The Nigerian Content Development and Monitoring Board (NCDMB) has tasked media practitioners to be awakened and sensitive to their Agenda Setting Role and changes in the context of emerging developments in the energy landscape.
The board also urged media practitioners to imbibe proactive promotion of local content agenda and whistle blowing role by exposing non-compliance activities by players in the industry through investigative journalism.
Dr Ginah Ginah, General Manager, Corporate Communications/Zonal Coordination, NCDMB, made the call at its 2021 Capacity Building Workshop for Journalists on Thursday in Abuja.
The workshop has its theme as “Sustaining Nigerian Content amidst Shifting Energy Landscape: The Role of the Media”.
In a remark, Ginah noted that media role should go beyond the traditional role of promoting Nigerian Content activities and sensitising the public to the imperative of Local Content to national development through investigative journalism.
Speaking on the theme of the 2021 workshop, he explained that it was chosen to draw attention to the board’s activities in sustaining Nigerian content growth in spite of the rapid changes in the Energy Landscape.
“Energy Transition refers to the global push or advocacy move away from fossil-based systems of energy production and consumption — including oil, natural gas and coal — to renewable energy sources like wind, solar and lithium-ion batteries.
“Energy transition is not a recent phenomenon as it has been an ongoing occurrence for centuries. The usual trigger being the need to utilise energy that is efficient, effective, and economic,” he said.

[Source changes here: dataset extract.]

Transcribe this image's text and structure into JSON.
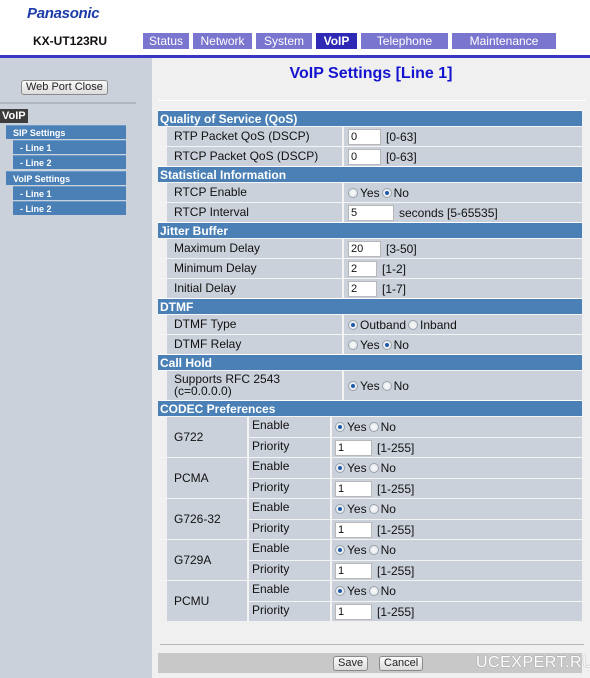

He said the International Energy Agency (IEA) had predicted that Global oil demand would flatten out in the coming two decades.
He added that the forecast was that oil demand could peak by the early 2020s and fall by a third to 66 million barrel per day in 2040, with road transport responsible for over 60 per cent of the reduction.

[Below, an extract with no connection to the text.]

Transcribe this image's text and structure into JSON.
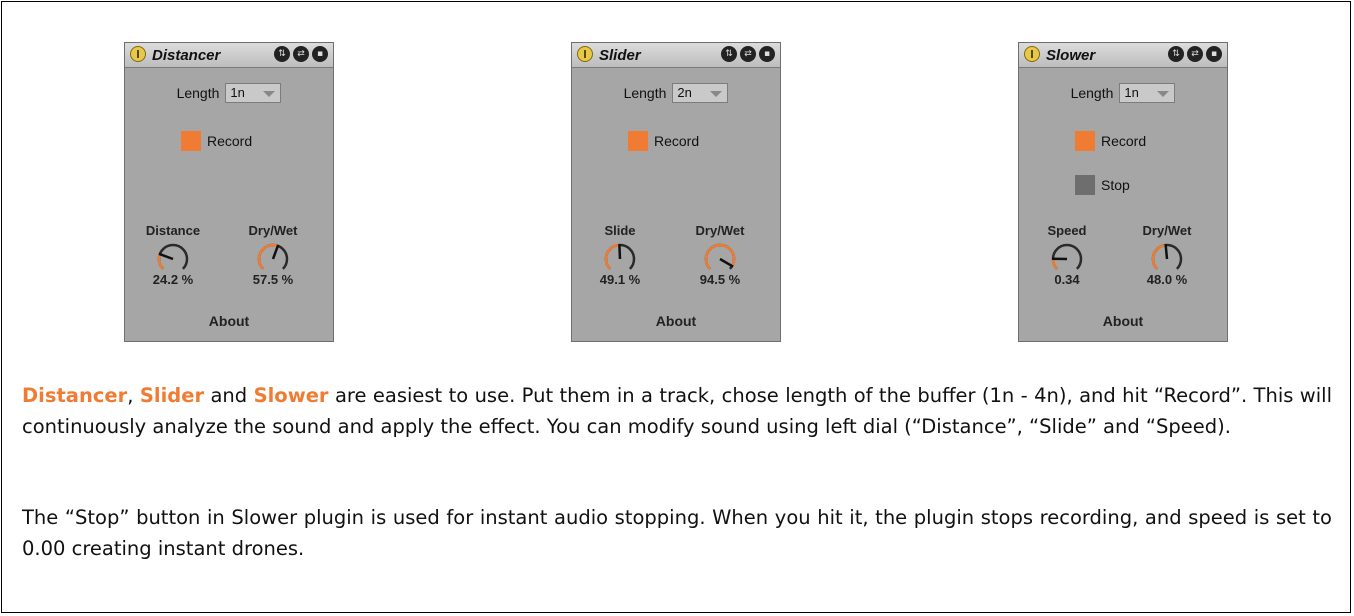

He further noted that the projection portended grave danger for the Nigerian economy which depended on revenues from oil and gas sales for sustenance.
Ginah stated that few other projections by the International Energy Forum and the Organisation of Petroleum Exporting Countries (OPEC) had insisted that fossil fuels would retain at least 50 per cent of the global energy mix in the next three decades.
According to Ginah the NCDMB believes strongly that the world will witness energy mix or redistribution rather than an outright swap of fossil fuels to renewable energies but the most important thing is how to react to these emerging developments.
He reteirated NCDMB commitment in aligning itself completely with the declaration by President Muhammadu Buhari and Minister of State for Petroleum Resources Chief Timipre Sylva that Gas was Nigeria’s Transition Energy.
He noted that it was in this regard that the President declared a Decade of Gas to reinforce Nigeria’s aspiration to leverage on its gas resources estimated at 206 trillion Cubic Feet to develop our national industrial, commercial and agricultural base.
In its efforts to operationalise this declaration, he said, NCDMB made several interventions in the gas value-chain which spanned the development of Liquified Petroleum Gas (LPG) storage terminals and jetties, inland gas processing to produce gas and propane, infrastructure for gas gathering.
Others according to him are injection into gas pipeline networks, CNG facilities, and manufacturing of composite LPG cylinders.
He disclosed that other planned investments with the company in LPG storage and bottling plants would come up in Abuja, Kano, Kaduna and Bauchi States while six depots would be in Zamfara, Jigawa, Gombe, Plateau, Niger and Nasarawa states.
The general manager noted that from the inception of the NCDMB in 2010, it identified the media as one of the most important stakeholders in its implementation of the Nigerian Oil and Gas Industry Content Development Act (NOGICD Act).
He explained that the board was getting involved in developing commercial oil and gas projects being a regulatory agency because of section 70(h) of the NOGICD Act 2010.
He further stated that the section mandated the Board to assist local contractors and Nigerian companies to develop their capabilities and capacities to further the attainment of the goal of developing Nigerian Content in the Nigerian oil and gas industry.
In a presentation, Mr Umah Babangida, Director, Legal Services, NCDMB, highlighted the importance of regulations and guidance in deepening Nigeria local content implementation.
Babangida disclosed that the NOGICD act has 107 sections while section 68 states regulations on compliance and enforcement of the act.
According to him, major offences are punishable under this section which include failure to submit Nigerian content plan or to obtain authorisation certificate, failure to give exclusive consideration to Nigerians and comply with minimal Nigerian content.
He maintained that non compliance with the regulations by companies could attract maximum penalty or administrative sanctions.
Dr Samuel Okere, a Director with Babcock University, Ogun state also charged media practitioners on improving competencies to meet evolving media trends by refocusing, reorientation and retooling.
Other speakers at the workshop included Mr Olusegun Adeniyi, former Presidential Adviser on Media and Publicity who spoke on “Role of Media in Promoting Local Content Agenda”, and Mr Naboth Onyesoh, Manager, Corporate Communications, NCDMB.